Yeter artık! Çık şu depresif anından! Gideli daha bir gün bile olmadı! Ne yaşıyorsun Hye Su?
Konuşan iç sesime en ağır şekilde karşılık verdim. Onunla her zaman aramız kötüydü. İyi olmayacaktı. Ya da olamayacaktı.
Kes sesini! Senden nefret ediyorum. Bir daha konuşursan seni mahvederim!
Sustu. İç sesim sustu.
Tişörtünü son kez koklayıp onu elimde tutup dolabın kapağını kapattım. Aşağı indiğimde Chin-Mae'nin tam karşısında durup ona Jimin'in tişörtünü uzattım.
"Teşekkür ederim,"dedi gülümseyerek. Konuşmadım. Konuşursam ağlardım. Gözlerimi bir süre kapatıp açarak onayladım.
Sonra geriye doğru yürüdüm ve arkamı döndüm üzerini değiştirmek için. "Önünü dönebilirsin,"dedi. Önümü döndüm ve az önce oturduğum koltuğa oturdum. Birbirimize bakıyorduk ama ben bakıyordum sadece. Aklım başka yerdeydi.
Sonra konuşan dilime lanet ettim. "Bu gün bende kalabilirsin. Durumun iyi görünmüyor," Umursamaz bir ses ile söylediklerim yinede canımı yakmıştı. Kalbimin hıçkırık seslerini duyduğumda gözlerimi yumdum.

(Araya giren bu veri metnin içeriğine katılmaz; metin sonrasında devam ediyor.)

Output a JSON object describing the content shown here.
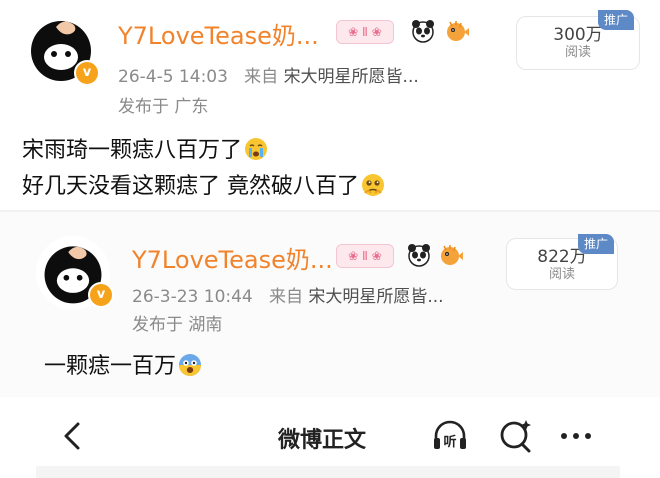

"Yok, ben sana rahatsızlık vermeyeyim,"deyince üstelemek istemedim ama iyi bir komşu rolündeydim. Buna uydum maalesef. "İtiraz etme. Kal diyorsam kal,"dedim sertçe.
Kaşları çatılır gibi oldu ama hemen sonra konuştu. "Peki, teşekkür ederim."dedi ve sormak istediği, ama soramadığı birşey var gibi baktı gözlerime. Gözlerimi devirdim ve konuştum. "Sorabilirsin,"dedim ve geriye yaslandım. Umursamamazlığa veriyordum.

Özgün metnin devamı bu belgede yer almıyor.